Politikus yang akrab disapa BHS ini menilai, pengakuan tersebut merupakan momentum strategis untuk menjadikan bahasa Indonesia sebagai bahasa resmi kawasan Asia Tenggara. Menurutnya, pemanfaatan bahasa Indonesia secara lebih luas dapat mendorong percepatan integrasi kawasan melalui inisiatif ASEAN Connectivity.
“Karena bahasa Indonesia telah diakui secara global sebagai salah satu bahasa resmi oleh UNESCO, maka kita harus konsisten menggunakan bahasa Indonesia yang baik dan benar, serta terus mengembangkan penggunaannya di tingkat internasional,” ujar Bambang, Selasa (21/5/2025).
Ia menambahkan, penggunaan bahasa Indonesia sebagai bahasa komunikasi regional di Asia Tenggara dapat mempererat hubungan antarnegara ASEAN sekaligus memperkuat posisi diplomasi Indonesia di kancah internasional.
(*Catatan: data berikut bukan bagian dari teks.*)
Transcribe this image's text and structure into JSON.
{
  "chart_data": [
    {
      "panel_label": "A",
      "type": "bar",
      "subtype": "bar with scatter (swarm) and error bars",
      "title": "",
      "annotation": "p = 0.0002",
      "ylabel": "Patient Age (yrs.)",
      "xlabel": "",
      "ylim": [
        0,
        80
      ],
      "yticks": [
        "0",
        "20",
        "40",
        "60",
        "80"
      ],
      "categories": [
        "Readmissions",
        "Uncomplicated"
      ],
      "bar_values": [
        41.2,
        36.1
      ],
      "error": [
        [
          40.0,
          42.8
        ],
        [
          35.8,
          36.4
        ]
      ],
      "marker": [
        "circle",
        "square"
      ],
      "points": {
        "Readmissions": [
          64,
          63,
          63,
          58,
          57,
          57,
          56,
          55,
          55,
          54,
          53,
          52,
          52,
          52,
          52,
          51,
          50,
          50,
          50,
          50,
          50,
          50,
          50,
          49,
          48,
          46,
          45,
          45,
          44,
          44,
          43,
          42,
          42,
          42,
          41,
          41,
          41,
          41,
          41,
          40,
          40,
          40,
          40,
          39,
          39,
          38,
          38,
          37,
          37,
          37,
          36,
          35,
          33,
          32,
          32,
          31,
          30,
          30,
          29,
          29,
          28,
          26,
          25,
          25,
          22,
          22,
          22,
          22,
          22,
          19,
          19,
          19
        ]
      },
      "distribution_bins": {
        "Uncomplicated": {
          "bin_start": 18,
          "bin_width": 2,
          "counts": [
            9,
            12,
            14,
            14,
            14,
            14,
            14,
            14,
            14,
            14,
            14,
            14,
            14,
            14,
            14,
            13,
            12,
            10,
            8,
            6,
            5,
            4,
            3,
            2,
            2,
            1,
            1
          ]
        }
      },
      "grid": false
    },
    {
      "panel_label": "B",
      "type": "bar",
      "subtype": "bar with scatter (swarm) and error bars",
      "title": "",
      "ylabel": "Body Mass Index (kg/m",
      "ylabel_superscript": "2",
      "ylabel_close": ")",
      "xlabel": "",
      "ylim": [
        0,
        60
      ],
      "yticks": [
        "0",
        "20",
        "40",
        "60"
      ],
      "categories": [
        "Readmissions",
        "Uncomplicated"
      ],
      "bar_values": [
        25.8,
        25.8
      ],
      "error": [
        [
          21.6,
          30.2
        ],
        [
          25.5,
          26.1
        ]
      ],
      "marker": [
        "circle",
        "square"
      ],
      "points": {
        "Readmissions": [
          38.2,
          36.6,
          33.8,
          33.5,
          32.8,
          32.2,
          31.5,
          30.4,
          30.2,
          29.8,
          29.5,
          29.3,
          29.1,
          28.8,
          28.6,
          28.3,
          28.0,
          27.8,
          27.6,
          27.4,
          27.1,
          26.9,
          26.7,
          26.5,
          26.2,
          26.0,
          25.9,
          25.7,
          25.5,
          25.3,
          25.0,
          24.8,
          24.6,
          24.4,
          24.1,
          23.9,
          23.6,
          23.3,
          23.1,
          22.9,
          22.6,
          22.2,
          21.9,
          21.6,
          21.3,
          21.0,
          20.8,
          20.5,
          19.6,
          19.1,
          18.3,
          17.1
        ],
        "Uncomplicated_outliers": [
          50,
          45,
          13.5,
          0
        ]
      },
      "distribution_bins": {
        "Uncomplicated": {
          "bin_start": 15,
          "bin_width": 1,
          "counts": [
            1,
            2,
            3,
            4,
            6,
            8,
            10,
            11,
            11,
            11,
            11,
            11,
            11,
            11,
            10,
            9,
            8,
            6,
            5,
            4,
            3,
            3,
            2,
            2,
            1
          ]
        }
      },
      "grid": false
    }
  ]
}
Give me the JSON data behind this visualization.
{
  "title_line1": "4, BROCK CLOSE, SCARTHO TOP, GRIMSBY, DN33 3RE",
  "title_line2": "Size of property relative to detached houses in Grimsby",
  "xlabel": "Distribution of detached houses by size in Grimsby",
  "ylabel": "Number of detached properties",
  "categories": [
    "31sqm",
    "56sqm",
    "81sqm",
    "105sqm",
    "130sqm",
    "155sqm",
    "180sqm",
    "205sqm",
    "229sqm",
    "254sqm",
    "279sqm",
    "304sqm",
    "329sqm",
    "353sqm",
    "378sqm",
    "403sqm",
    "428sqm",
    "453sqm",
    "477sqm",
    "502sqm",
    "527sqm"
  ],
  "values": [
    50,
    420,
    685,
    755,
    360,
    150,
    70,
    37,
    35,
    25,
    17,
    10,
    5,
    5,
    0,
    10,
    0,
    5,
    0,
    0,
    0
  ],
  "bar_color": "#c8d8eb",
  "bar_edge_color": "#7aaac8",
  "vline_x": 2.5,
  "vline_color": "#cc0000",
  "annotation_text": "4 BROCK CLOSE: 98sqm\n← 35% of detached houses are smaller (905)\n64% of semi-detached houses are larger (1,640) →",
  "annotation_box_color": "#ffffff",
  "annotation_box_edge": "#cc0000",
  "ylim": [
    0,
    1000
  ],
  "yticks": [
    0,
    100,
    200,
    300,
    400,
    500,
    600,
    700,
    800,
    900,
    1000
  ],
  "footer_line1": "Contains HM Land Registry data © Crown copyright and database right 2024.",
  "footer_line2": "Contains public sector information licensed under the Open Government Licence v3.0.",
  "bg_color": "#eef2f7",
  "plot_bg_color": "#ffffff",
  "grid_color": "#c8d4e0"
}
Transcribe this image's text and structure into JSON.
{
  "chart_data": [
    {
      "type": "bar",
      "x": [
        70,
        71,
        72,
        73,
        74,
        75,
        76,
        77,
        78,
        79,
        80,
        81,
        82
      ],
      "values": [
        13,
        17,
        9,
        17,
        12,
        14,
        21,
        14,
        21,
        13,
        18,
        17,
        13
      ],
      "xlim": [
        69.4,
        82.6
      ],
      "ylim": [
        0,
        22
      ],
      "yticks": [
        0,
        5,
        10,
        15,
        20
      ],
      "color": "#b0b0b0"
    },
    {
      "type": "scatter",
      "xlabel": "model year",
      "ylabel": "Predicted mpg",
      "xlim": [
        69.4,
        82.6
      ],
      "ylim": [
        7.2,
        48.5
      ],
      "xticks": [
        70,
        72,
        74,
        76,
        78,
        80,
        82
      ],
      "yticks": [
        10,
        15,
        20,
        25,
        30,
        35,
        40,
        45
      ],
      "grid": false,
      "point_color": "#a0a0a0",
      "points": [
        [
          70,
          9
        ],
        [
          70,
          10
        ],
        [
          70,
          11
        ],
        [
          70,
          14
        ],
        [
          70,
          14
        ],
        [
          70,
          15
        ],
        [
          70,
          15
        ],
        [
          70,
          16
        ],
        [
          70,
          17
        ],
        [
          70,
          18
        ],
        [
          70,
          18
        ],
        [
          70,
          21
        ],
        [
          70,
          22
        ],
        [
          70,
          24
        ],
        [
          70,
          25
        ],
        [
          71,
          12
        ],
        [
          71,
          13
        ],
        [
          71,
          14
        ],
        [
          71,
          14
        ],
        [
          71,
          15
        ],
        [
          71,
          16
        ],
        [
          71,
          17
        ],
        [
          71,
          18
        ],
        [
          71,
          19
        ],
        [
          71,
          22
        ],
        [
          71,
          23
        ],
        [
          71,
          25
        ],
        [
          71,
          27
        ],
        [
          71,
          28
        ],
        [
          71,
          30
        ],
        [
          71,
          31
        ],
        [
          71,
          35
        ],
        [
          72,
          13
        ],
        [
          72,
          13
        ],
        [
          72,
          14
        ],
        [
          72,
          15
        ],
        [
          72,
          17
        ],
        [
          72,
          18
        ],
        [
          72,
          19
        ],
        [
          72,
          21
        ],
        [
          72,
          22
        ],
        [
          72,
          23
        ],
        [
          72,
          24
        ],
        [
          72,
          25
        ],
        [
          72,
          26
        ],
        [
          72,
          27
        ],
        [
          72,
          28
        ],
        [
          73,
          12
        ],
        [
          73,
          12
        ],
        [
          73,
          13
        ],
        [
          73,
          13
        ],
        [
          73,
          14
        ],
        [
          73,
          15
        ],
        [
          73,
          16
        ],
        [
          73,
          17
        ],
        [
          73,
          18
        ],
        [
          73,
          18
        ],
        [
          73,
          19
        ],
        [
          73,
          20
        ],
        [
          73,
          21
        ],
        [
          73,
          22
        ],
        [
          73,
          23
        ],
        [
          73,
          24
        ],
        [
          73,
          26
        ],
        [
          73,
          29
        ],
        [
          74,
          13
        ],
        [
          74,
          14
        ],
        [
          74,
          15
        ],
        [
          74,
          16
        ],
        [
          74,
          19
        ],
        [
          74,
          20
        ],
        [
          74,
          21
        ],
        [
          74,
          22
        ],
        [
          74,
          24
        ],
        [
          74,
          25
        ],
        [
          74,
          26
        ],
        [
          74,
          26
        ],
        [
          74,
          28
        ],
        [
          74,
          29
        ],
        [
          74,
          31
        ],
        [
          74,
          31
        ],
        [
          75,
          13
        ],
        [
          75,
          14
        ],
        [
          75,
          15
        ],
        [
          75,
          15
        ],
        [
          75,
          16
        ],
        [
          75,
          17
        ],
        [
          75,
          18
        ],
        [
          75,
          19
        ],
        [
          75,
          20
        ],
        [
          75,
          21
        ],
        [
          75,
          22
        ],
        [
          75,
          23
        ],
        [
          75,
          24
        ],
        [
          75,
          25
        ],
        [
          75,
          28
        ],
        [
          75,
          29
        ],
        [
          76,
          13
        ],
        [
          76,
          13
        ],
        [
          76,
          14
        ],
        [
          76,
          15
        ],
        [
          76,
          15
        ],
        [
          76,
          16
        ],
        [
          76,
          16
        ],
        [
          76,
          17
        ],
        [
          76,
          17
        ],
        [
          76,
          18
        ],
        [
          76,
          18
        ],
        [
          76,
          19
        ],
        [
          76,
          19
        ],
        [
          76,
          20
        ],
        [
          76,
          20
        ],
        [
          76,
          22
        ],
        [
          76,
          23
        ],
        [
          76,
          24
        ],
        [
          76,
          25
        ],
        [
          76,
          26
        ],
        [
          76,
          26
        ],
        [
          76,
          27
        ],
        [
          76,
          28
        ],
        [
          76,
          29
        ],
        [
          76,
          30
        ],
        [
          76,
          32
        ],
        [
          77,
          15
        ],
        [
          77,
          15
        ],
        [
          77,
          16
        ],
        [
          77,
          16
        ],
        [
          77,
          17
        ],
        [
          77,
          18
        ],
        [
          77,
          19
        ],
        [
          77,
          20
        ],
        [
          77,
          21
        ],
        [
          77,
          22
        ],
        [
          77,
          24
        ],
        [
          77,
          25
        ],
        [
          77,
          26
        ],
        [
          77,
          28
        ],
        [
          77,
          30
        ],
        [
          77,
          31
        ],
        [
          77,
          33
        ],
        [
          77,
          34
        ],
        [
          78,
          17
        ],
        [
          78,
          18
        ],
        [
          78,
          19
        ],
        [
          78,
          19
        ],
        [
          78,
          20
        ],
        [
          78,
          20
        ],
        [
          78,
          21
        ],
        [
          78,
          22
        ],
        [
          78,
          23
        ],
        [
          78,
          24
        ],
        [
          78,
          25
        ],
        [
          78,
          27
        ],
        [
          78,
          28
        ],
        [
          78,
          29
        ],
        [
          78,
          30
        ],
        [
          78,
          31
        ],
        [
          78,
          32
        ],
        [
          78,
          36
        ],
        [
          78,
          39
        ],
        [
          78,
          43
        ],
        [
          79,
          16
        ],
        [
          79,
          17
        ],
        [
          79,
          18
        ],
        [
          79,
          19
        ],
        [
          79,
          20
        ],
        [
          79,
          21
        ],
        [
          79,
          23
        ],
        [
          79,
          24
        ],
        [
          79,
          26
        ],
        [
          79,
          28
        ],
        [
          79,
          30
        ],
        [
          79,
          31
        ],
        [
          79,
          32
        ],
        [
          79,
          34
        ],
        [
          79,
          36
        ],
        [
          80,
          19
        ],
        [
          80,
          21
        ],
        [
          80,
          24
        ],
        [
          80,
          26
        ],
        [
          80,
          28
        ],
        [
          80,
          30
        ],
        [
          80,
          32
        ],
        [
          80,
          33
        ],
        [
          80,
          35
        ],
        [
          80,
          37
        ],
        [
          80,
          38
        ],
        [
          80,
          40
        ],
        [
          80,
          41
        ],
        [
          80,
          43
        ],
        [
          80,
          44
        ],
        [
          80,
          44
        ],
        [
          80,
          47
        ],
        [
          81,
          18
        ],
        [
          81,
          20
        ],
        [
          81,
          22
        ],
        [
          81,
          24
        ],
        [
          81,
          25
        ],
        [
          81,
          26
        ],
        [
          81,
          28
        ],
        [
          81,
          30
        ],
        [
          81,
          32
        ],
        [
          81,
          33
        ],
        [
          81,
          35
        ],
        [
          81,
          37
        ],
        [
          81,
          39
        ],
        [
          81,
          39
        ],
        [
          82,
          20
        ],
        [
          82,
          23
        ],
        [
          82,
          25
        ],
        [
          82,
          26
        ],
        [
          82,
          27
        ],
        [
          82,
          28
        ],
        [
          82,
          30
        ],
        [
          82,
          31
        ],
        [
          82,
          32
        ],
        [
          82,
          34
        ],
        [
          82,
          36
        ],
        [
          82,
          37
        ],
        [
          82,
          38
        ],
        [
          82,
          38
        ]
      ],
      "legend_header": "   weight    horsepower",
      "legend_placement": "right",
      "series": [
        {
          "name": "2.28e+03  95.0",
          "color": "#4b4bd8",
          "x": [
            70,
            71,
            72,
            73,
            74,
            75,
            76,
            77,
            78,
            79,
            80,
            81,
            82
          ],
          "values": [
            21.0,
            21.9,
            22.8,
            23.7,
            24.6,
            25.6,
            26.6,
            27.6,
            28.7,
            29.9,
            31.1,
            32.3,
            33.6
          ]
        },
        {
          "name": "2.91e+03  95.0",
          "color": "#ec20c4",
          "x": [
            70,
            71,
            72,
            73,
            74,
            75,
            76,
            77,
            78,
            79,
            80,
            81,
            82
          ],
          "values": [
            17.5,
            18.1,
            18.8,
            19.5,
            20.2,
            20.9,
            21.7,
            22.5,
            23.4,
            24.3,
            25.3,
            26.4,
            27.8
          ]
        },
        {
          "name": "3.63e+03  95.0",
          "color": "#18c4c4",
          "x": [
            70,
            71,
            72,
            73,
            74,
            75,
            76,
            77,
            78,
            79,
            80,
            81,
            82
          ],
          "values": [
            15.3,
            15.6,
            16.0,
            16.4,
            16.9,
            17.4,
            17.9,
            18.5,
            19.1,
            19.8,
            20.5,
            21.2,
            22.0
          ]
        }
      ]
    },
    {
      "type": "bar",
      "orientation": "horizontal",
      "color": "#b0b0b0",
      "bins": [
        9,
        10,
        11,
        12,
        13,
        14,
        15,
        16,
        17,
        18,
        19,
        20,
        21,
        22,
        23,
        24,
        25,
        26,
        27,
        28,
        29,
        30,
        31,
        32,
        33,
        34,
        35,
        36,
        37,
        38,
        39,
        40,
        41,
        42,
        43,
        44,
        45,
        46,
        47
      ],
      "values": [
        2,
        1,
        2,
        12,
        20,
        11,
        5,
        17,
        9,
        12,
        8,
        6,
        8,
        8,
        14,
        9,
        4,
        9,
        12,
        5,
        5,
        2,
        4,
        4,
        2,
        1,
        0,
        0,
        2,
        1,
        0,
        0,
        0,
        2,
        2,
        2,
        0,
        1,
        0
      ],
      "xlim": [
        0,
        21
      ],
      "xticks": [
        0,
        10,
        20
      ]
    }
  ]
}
“Bahasa Indonesia diharapkan dapat menjadi bahasa resmi ASEAN. Dengan begitu, konektivitas di kawasan bisa terwujud lebih cepat dengan bahasa yang menjadi jembatan komunikasi antarnegara,” katanya.
Pernyataan tersebut mencerminkan upaya legislatif dalam memperkuat diplomasi kebudayaan dan memajukan peran Indonesia dalam membangun integrasi regional melalui pengembangan bahasa.